As Morocco marks Down Syndrome Day, 25-year-old Nassim Gryech’s inspiring journey showcases the transformational promise of social inclusion.
Miami – March 21st was officially declared by the United Nations in 2012 to be the international awareness day for Down syndrome, as individuals with Down syndrome have three copies of chromosome 21 (trisomy), instead of two.
In an effort to raise awareness of both this day, and the importance of integrating people with intellectual disabilities into society, Moroccan associations and individuals throughout the country have shown tremendous effort in working towards an all-inclusive society.
As it stands, the integration of individuals with Down syndrome in Morocco is challenged by social stigmas. Individuals with intellectual disabilities in Morocco often, find themselves marginalized and alienated in a society that sets predetermined notions about their social and mental capabilities.
Organizations such as ANAIS, the national association for the integration of people with mental disabilities in Casablanca, recently launched a new community project during the COVID-19 pandemic in hope of promoting equality for individuals with Down syndrome.
On December 3rd, 2020, ANAIS publicly announced the opening of the first cafe in Casablanca which offers pastries made by students with Down syndrome. In partnership with BHF Atlas peintures and La Buvette du Maroc, ANAIS was successfully able to launch the project called “Le Coin Anais”.
“‘Le Coin Anais’, is a venue that will offer unprecedented solutions to the problem of exclusion of young people with mental disabilities in the job market. It will do so by putting them in a real employment environment and by allowing them to attain a sense of autonomy and socio-professional integration” said Latifa Arsalane, the head of the Communications and Fundraising Department at ANAIS.
This innovative, community project aims to demonstrate that, with the rightfully allocated resources and suitable training, individuals with Down syndrome are able to work in roles with the same expected standards as any other employee in society.
An hour away in the capital city of Rabat, 25-year-old Nassim Gryech, a Moroccan man with Down syndrome is taking matters into his own hands.
From spending hours in his home studio painting to coaching elementary students, Gryech has set his own goals in the battle for equity and to redefine the meaning of an inclusive society.
After being expelled from a public school in Rabat in 2008 due to “his condition, crumpling up his envisioned path towards attaining a normal education,” Ihsane Greych, his sister, told Morocco World News, Gryech did not let that unfortunate event hold him back and subsequently set to join a more accepting community––AMSAT.

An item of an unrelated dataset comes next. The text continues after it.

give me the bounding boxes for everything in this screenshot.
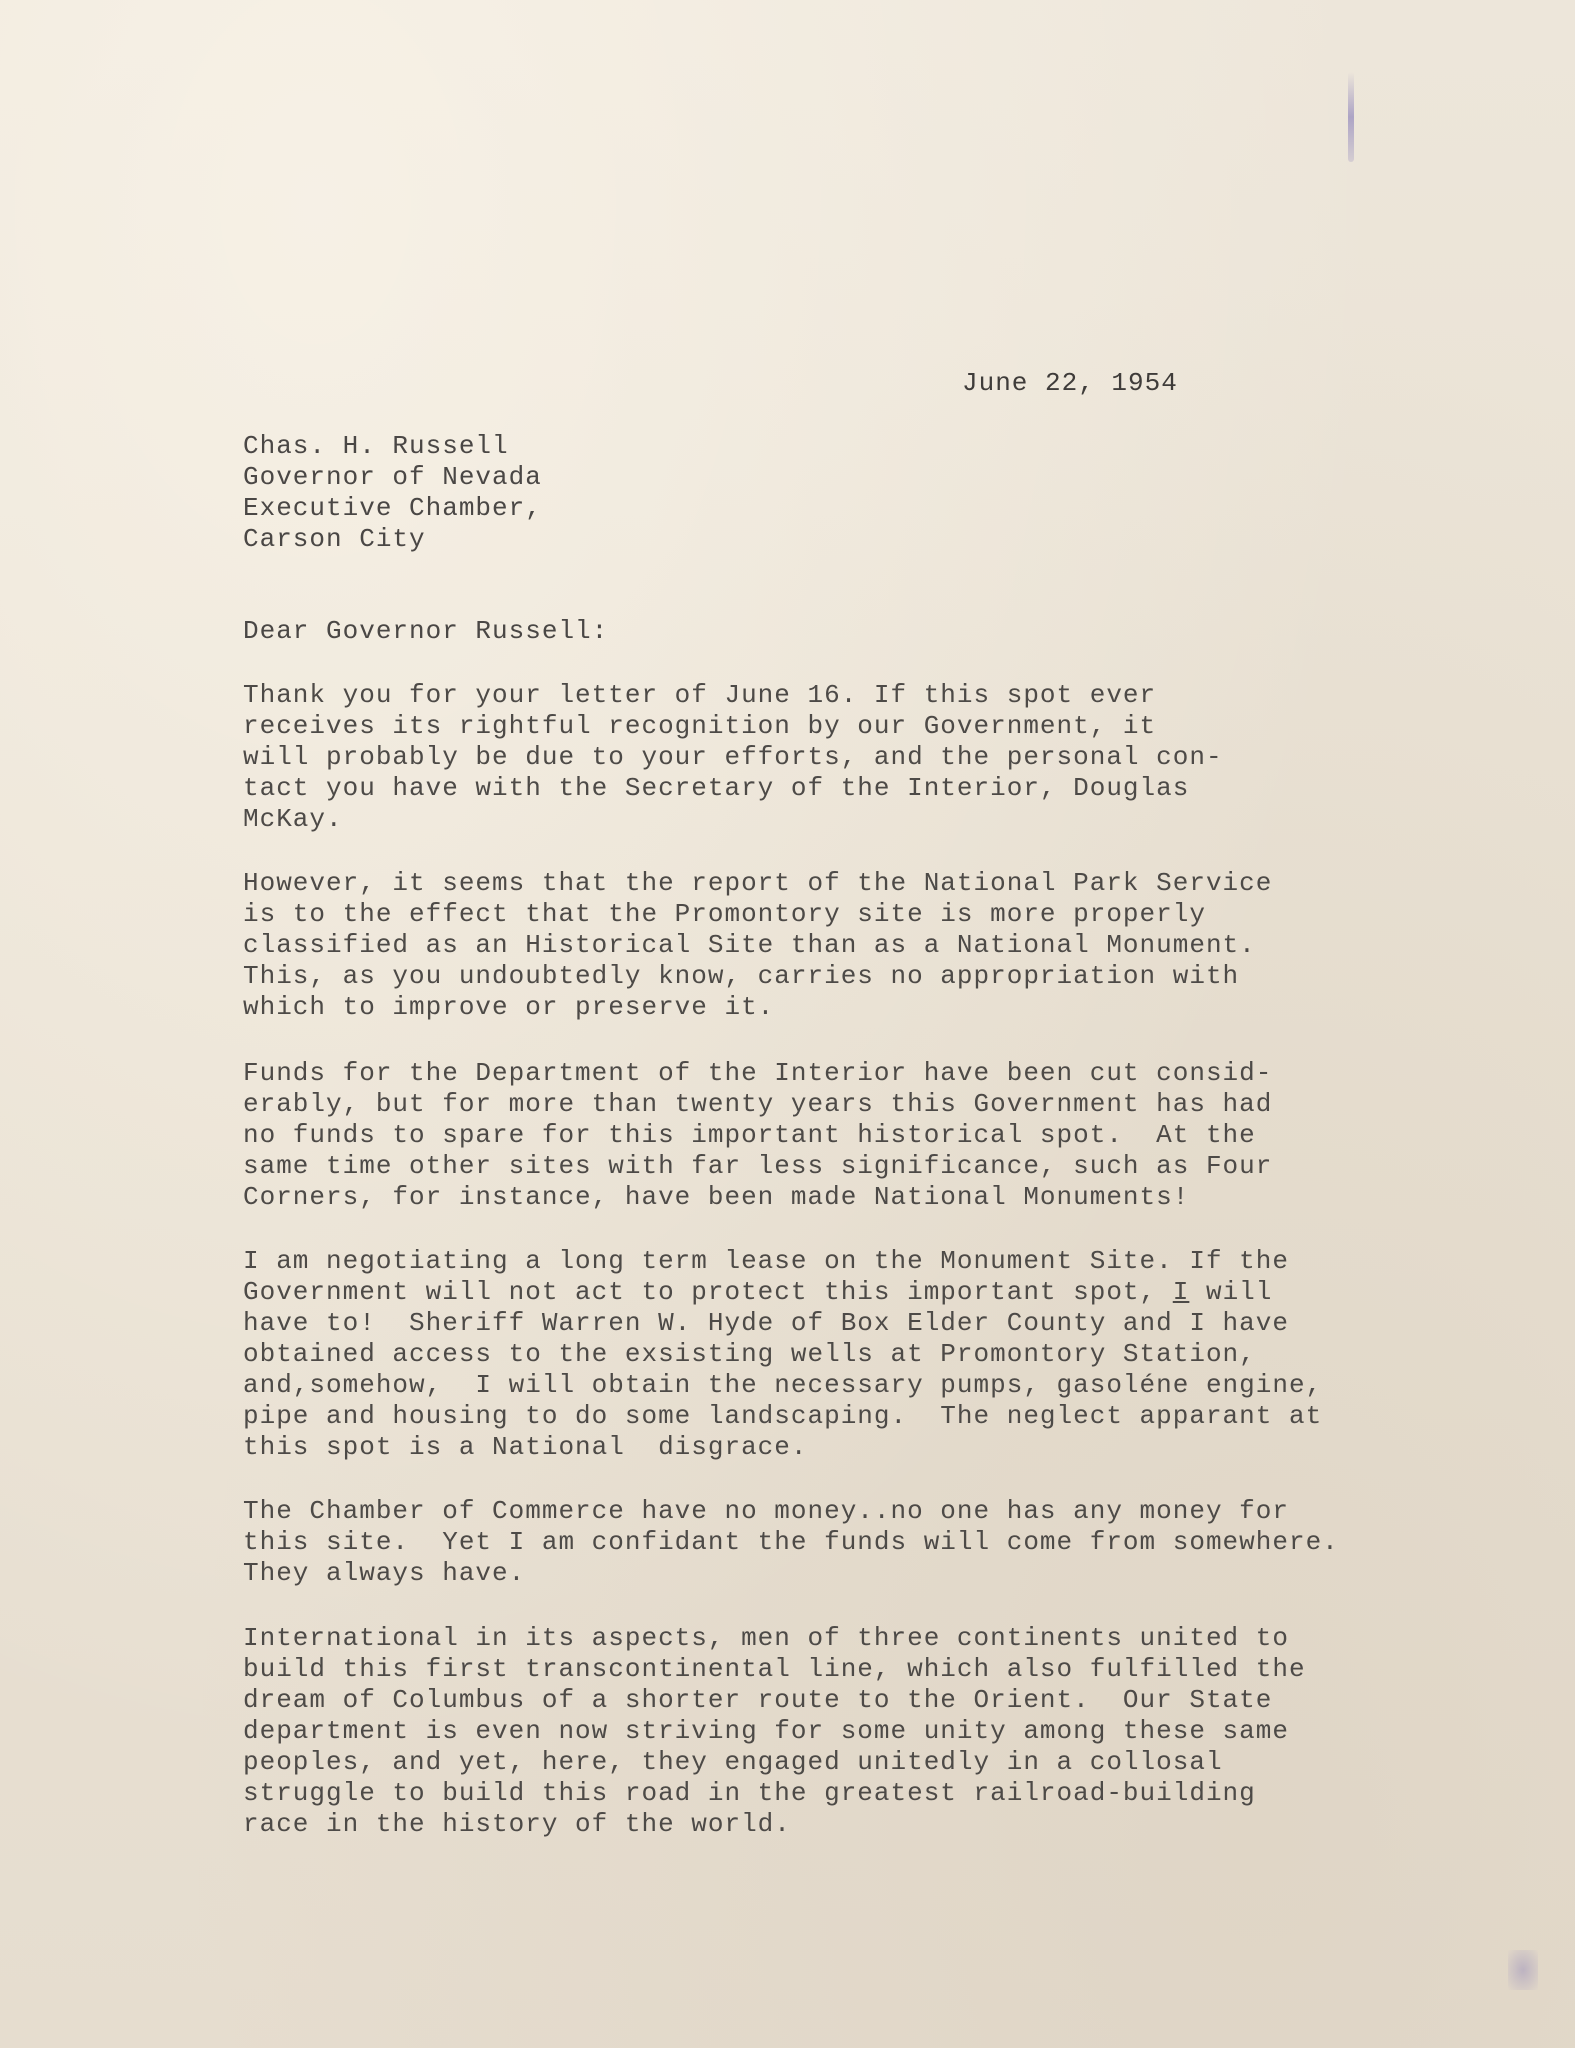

AMSAT, the Moroccan Association of Support and Assistance for People with Down syndrome in Rabat, provided Gryech with a welcoming and comfortable atmosphere, encouraging him to explore his hobbies and enhance his social skills. There he was able to take part in one of the country’s most applauded projects set to promote the inclusion of kids with Down syndrome––ASMAT Restaurant, a restaurant managed by individuals with intellectual disabilities.
Today, Gryech is a talented, social, and intellectual man who takes great pleasure in painting and helping others to learn how to do so. He uses his talent to show those around him that “given the right tools no one is a burden in this society” his sister explained.

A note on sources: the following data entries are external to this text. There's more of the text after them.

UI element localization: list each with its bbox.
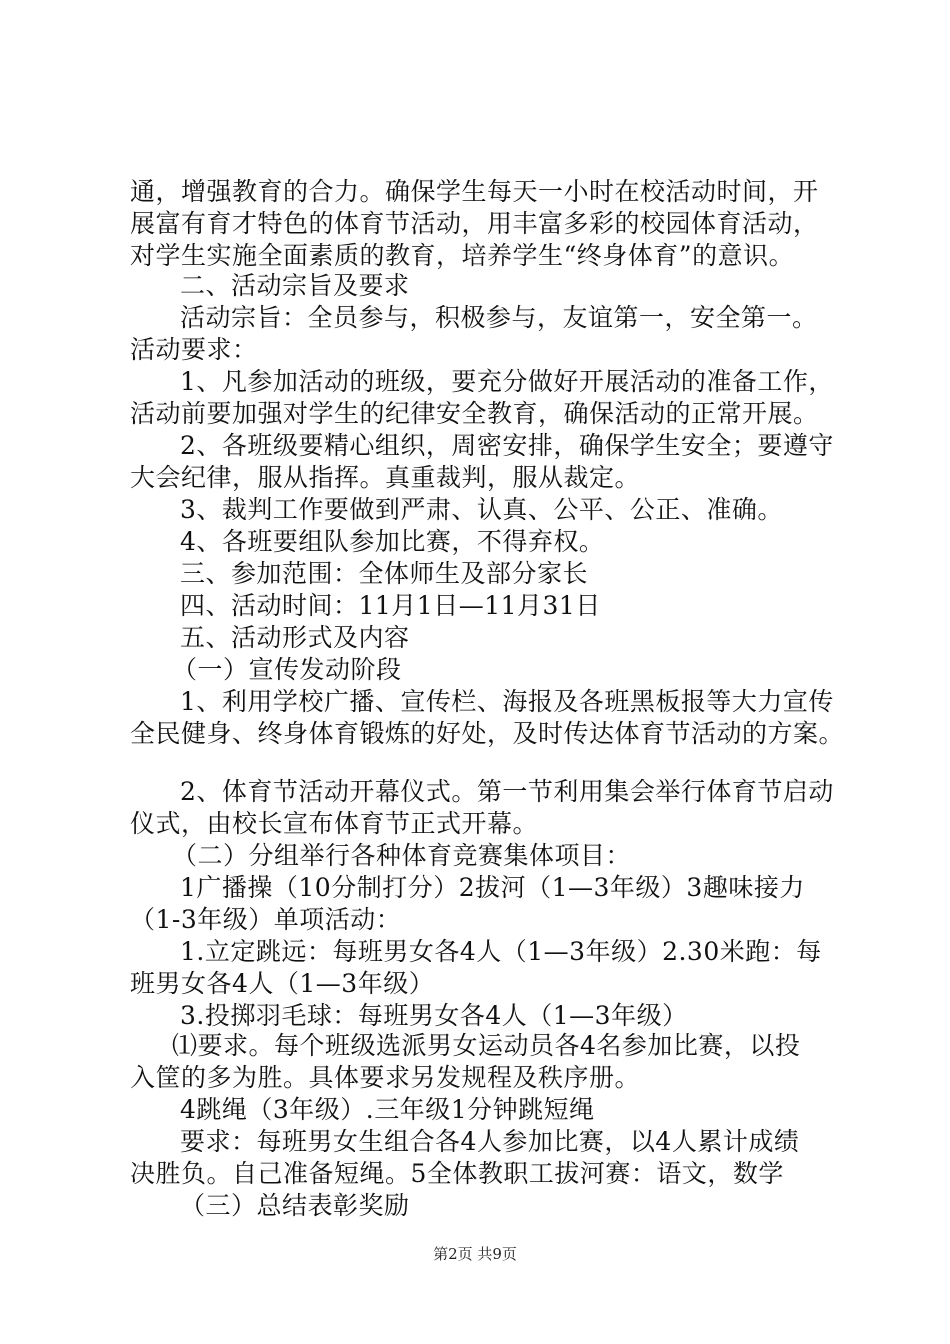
text-line: ⑴要求。每个班级选派男女运动员各4名参加比赛，以投 xyxy=(172,1031,801,1060)
text-line: 2、体育节活动开幕仪式。第一节利用集会举行体育节启动 xyxy=(180,777,834,806)
text-line: 3.投掷羽毛球：每班男女各4人（1—3年级） xyxy=(180,1001,688,1030)
text-line: 4、各班要组队参加比赛，不得弃权。 xyxy=(180,527,605,556)
text-line: 4跳绳（3年级）.三年级1分钟跳短绳 xyxy=(180,1095,595,1124)
text-line: 全民健身、终身体育锻炼的好处，及时传达体育节活动的方案。 xyxy=(130,719,845,748)
section-heading: 四、活动时间：11月1日—11月31日 xyxy=(180,591,601,620)
text-line: 3、裁判工作要做到严肃、认真、公平、公正、准确。 xyxy=(180,495,783,524)
text-line: 活动宗旨：全员参与，积极参与，友谊第一，安全第一。 xyxy=(180,303,818,332)
section-heading: 二、活动宗旨及要求 xyxy=(180,271,410,300)
text-line: 入筐的多为胜。具体要求另发规程及秩序册。 xyxy=(130,1063,641,1092)
text-line: 大会纪律，服从指挥。真重裁判，服从裁定。 xyxy=(130,463,641,492)
text-line: 1广播操（10分制打分）2拔河（1—3年级）3趣味接力 xyxy=(180,873,805,902)
text-line: 班男女各4人（1—3年级） xyxy=(130,969,435,998)
section-heading: 五、活动形式及内容 xyxy=(180,623,410,652)
subsection-heading: （一）宣传发动阶段 xyxy=(172,655,402,684)
text-line: 仪式，由校长宣布体育节正式开幕。 xyxy=(130,809,539,838)
section-heading: 三、参加范围：全体师生及部分家长 xyxy=(180,559,589,588)
text-line: 1、凡参加活动的班级，要充分做好开展活动的准备工作， xyxy=(180,367,834,396)
text-line: 通，增强教育的合力。确保学生每天一小时在校活动时间，开 xyxy=(130,177,819,206)
text-line: 2、各班级要精心组织，周密安排，确保学生安全；要遵守 xyxy=(180,431,834,460)
text-line: 对学生实施全面素质的教育，培养学生“终身体育”的意识。 xyxy=(130,241,795,270)
text-line: 活动要求： xyxy=(130,335,258,364)
text-line: 决胜负。自己准备短绳。5全体教职工拔河赛：语文，数学 xyxy=(130,1159,784,1188)
subsection-heading: （二）分组举行各种体育竞赛集体项目： xyxy=(172,841,632,870)
text-line: 1.立定跳远：每班男女各4人（1—3年级）2.30米跑：每 xyxy=(180,937,822,966)
text-line: 1、利用学校广播、宣传栏、海报及各班黑板报等大力宣传 xyxy=(180,687,834,716)
text-line: 活动前要加强对学生的纪律安全教育，确保活动的正常开展。 xyxy=(130,399,819,428)
subsection-heading: （三）总结表彰奖励 xyxy=(180,1191,410,1220)
text-line: （1-3年级）单项活动： xyxy=(130,905,402,934)
page-number-footer: 第2页 共9页 xyxy=(433,1245,517,1263)
text-line: 展富有育才特色的体育节活动，用丰富多彩的校园体育活动， xyxy=(130,209,819,238)
text-line: 要求：每班男女生组合各4人参加比赛，以4人累计成绩 xyxy=(180,1127,800,1156)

At the start of the pandemic, when social distancing and isolations were alien practices to the world and many were left unsure of how to deal with such uncertainties, Gryech redirected his quarantine-induced anxiety towards painting. “This,” his sister described, “is what kept him going through those uncertain times.”
His unique artwork makes use of warm colors, delicate brush strokes, and a mixture of both geometric and circular shapes––inducing a cheerful and lively atmosphere. Gryech first started taking art lessons in 2011 and became an independent artist in 2018.
On March 13th, 2021, Special Olympics Morocco invited Gryech to host art workshops for elementary kids where he instructed students on the basic skills and techniques used in painting.
In line with the vision to promote the integration of individuals with intellectual disabilities, Special Olympics Morocco launched the “Lead to Include” initiative, giving opportunities to talented individuals like Nassim Gryech to give back to their communities and most importantly contribute towards building a more inclusive society.
Evidently, initiatives like these mark a major milestone for the country in its agenda to promote inclusivity and equity among all its citizens. It further contributes to raising awareness about Down syndrome and the professional integration of people with disabilities––laying the carpet for Moroccan citizens to take a closer step towards adopting a more inclusive lens through which they approach societal standards.